Pero, me falta algo, y esta carencia impide que el oxígeno pase de mi nariz hasta mis pulmones. No sé qué es! O quizá no quiero saberlo, porque aunque me cueste respirar, tampoco lo estoy pasando tan mal. Puedo aguantar así más tiempo. Creo.
Me está dejando débil y confusa. Tengo tantas cosas que hacer que no hay tiempo para quitarme esto del cuello.
Uff… pesa, molesta, me enfado, lo pago con él por estar cerca y le echo la culpa de todo. Caigo y no me puedo levantar. Hago mi vida desde ahí, el suelo, aunque nadie puede ver lo mal que estoy porque siempre llevo mi disfraz. Salgo de casa como si todo fuera y estuviera perfecto.
Ya no puedo levantarme. El oxígeno no llega a la sangre, la sangre no llega al corazón. Sigo caminando, cocinando, estudiando, riendo, limpiando, quedando; pero esa no soy yo! Es mi disfraz.
Ahora no puedo ver, ni tampoco oír. Esto que tengo en el cuello no me deja respirar. No sé qué esta pasando ahí fuera. No tengo fuerzas para ponerme el disfraz. No puedo moverme. Me he quedado sin aire.
De repente, alguien me quitó eso que me mataba (pude ver que aquéllo era una gruesa cadena de hierro, lo que me resultó extraño, ya que cuando me la regalaron era una gargantilla de oro blanco). De un golpe, recobré el aliento, como si un huracán de aire hubiera en mi interior.
Con la visión todavía oscura, mis oídos escuchaban una melodía. Parecía una canción de amor, como la que una madre cantaría a un hijo recién nacido. Entonces sentí en mis brazos, manos, cabeza, piernas y todo mi cuerpo… amor. Me había dado cuenta de que la canción era para mí! No entendía la letra, ni podía distinguir el sonido de ningún instrumento. Sólo sabía que era para mí, pero no entendía por qué.

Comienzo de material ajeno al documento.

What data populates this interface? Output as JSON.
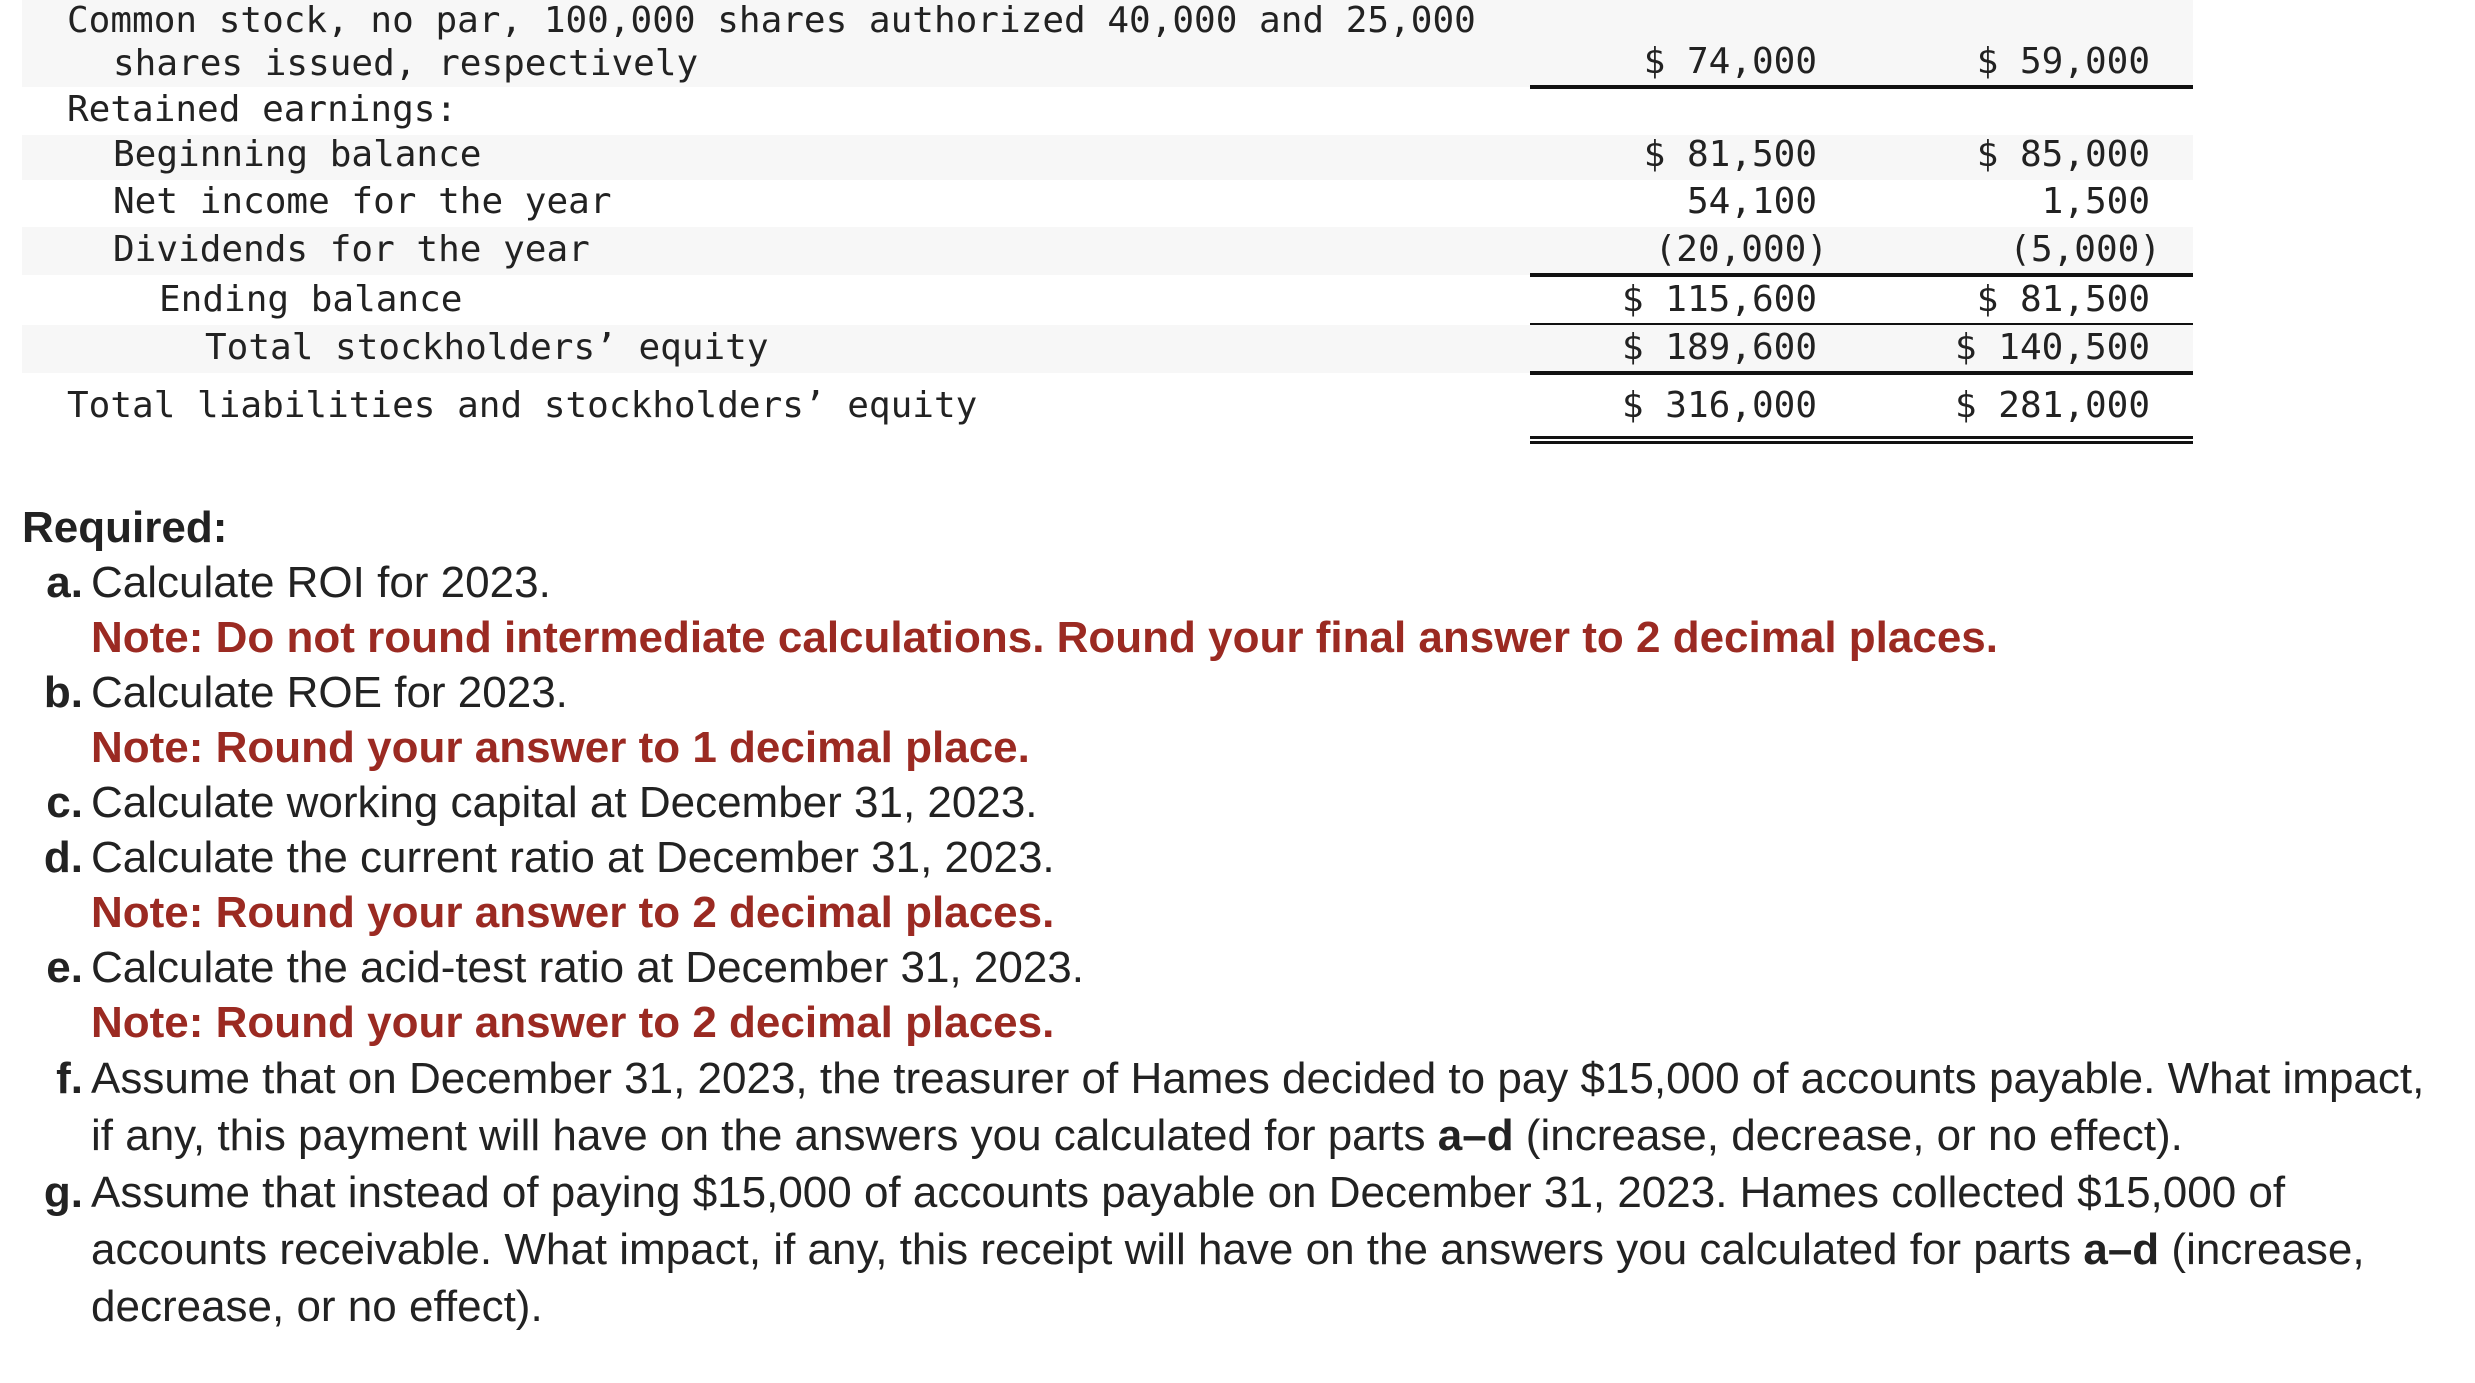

Quise abrir los ojos, para ver quién era. Al principio sólo veía claridad, hasta que me incorporé y… lo vi. Débil por el poder de su presencia, entendí todo. Yo sola me puse aquélla cadena, y con ayuda del mundo, de vez en cuando me la apretaba. Fui llorando a rastras hasta sus pies y se los besaba. No podía parar de llorar hasta que se agachó, levantó mi rostro de sus pies y me ayudó a incorporarme. Volvió a sonar la melodía. Ahora si la entendía! Decía:
‘Mi preciosa hija,
te amo.
Hija mía
ahora eres limpia,
ámame.’
Mientras me cantaba, quedé paralizada en sus ojos. Su mirada fija en mí, me hacía sentirme felizmente desnuda. No había secretos para él. Yo también podía ver sus sentimientos: deseaba que me quedara con él y que le amara tanto como él me estaba amando.
En un instante, salí de su mirada y ví que estaba brillando. El brillo no era como el de una piedra preciosa, si no como el de una estrella. Sí, brillaba tanto como el sol. Y sentí el calor que desprendía, era diferente del que yo hasta entonces conocía. Abrasaba mi piel, pero no me dolía. Me hacía sentir bien. Sin pensar nada más, me lancé a sus brazos.
Abrí los ojos. Respiré hondo. Me levanté de la cama, y adoré a mi rescatador: Jesús.